Kontroversi kasus Ferdy Sambo tidak berhenti pada kasus pembunuhan dan perintangan penyidikan (obstruction of justice), yang keduanya tengah disidik, namun juga dugaan korupsi sejumlah oknum Polri, serta problem manajemen organisasi. Kedua hal terakhir menjadi sorotan dengan beredarnya skema ‘kerajaan’ Sambo yang ditengarai dari internal Polri sendiri, yang mengelaborasi kuasa yang bersangkutan di lingkungan Polri (bahkan Menkopolhukam menyebutnya sebagai “ada Mabes di dalam Mabes”), dugaan keterlibatannya bersama sejumlah pihak dalam praktik beking judi, serta kekayaan fantastis beberapa pejabat Polri yang mampu membeli kendaraan, rumah, atau jam berharga selangit. Banyak pihak melihat ini hanyalah puncak dari gunung es dari berbagai masalah lain di lembaga penting tersebut.
Wajar jika kemudian publik bertanya, apakah berbagai masalah tersebut akan direspon tuntas oleh Polri dan negara? Sementara ini, Kapolri baru berkomitmen menuntaskan kasus pembunuhan dan perintangan penyidikan, namun belum jelas nasib proses hukum atas dugaan beking judi dan kekayaan tidak wajar.
Menkopolhukam berinisiatif mengusulkan memorandum reformasi internal Polri, meski tanpa menyentuh “ke agenda politik”, misal perubahan aturan guna memposisikan Polri di bawah kementerian/lembaga tertentu, untuk menghindari “kegaduhan”. Hal ini membuat publik khawatir bahwa momentum perubahan (kembali) akan berhenti pada koreksi minor.
Kekuasaan Besar Polri
Terlepas dari sejumlah ketidakpuasan masyarakat, kita harus mengakui bahwa beberapa tahun belakangan, cukup banyak reformasi yang dijalankan Polri, yang mendongkrak citranya di mata publik.

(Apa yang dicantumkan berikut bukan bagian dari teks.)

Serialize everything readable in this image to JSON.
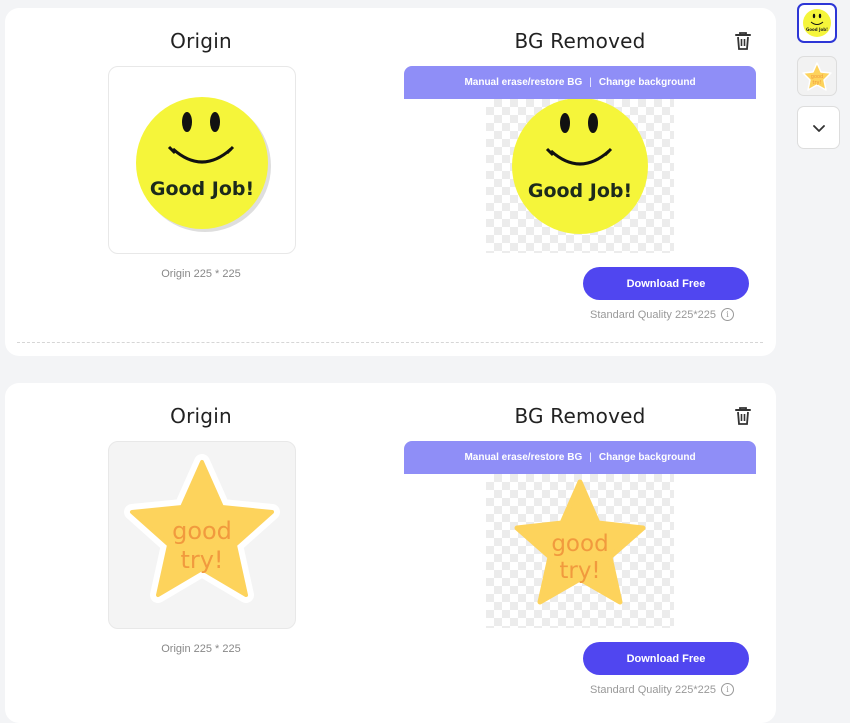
{
  "items": [
    {
      "origin_title": "Origin",
      "removed_title": "BG Removed",
      "toolbar": {
        "erase_label": "Manual erase/restore BG",
        "separator": "|",
        "change_bg_label": "Change background"
      },
      "origin_caption": "Origin 225 * 225",
      "download_label": "Download Free",
      "quality_label": "Standard Quality 225*225",
      "image_text": "Good Job!"
    },
    {
      "origin_title": "Origin",
      "removed_title": "BG Removed",
      "toolbar": {
        "erase_label": "Manual erase/restore BG",
        "separator": "|",
        "change_bg_label": "Change background"
      },
      "origin_caption": "Origin 225 * 225",
      "download_label": "Download Free",
      "quality_label": "Standard Quality 225*225",
      "image_text_line1": "good",
      "image_text_line2": "try!"
    }
  ],
  "sidebar": {
    "thumbnails": [
      {
        "icon": "smiley-sticker-thumbnail",
        "selected": true,
        "image_text": "Good Job!"
      },
      {
        "icon": "star-sticker-thumbnail",
        "selected": false,
        "image_text_line1": "good",
        "image_text_line2": "try!"
      }
    ],
    "expand_icon": "chevron-down-icon"
  },
  "colors": {
    "accent": "#5046f0",
    "toolbar": "#8f8ef7",
    "selected_border": "#2d36d6",
    "smiley_yellow": "#f5f53a",
    "star_yellow": "#fdd35c",
    "star_text": "#f19a3e"
  }
}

Kita menyaksikan dan merasakan inovasi terkait pelayanan publik, misal terkait SIM dan STNK. Citra Polri juga naik karena aktifnya institusi dalam kegiatan sosial (meski tidak terkait dengan tugasnya), seperti pemberian bansos dan vaksin Covid. Masalahnya, sebagaimana akan dijelaskan, cukup banyak isu pokok yang belum tersentuh.
Polri memiliki tiga kewenangan besar, yakni penegakan hukum, keamanan dan ketertiban yang, berdasarkan pengalaman empiris, tidak jarang disalahgunakan. Contoh, atas nama menjaga ketertiban, oknum Polri dapat membungkam kebebasan masyarakat, misal saat berdemonstrasi secara sah untuk memprotes kebijakan negara. Kewenangan terkait keamanan (termasuk intelijen) dapat disalahgunakan untuk mengamankan kegiatan usaha bermasalah (misal dengan menempatkan personel Polri bersenjata di wilayah usaha), atau mencari-cari kesalahan individu yang “ditarget”, tanpa melalui proses hukum (due process).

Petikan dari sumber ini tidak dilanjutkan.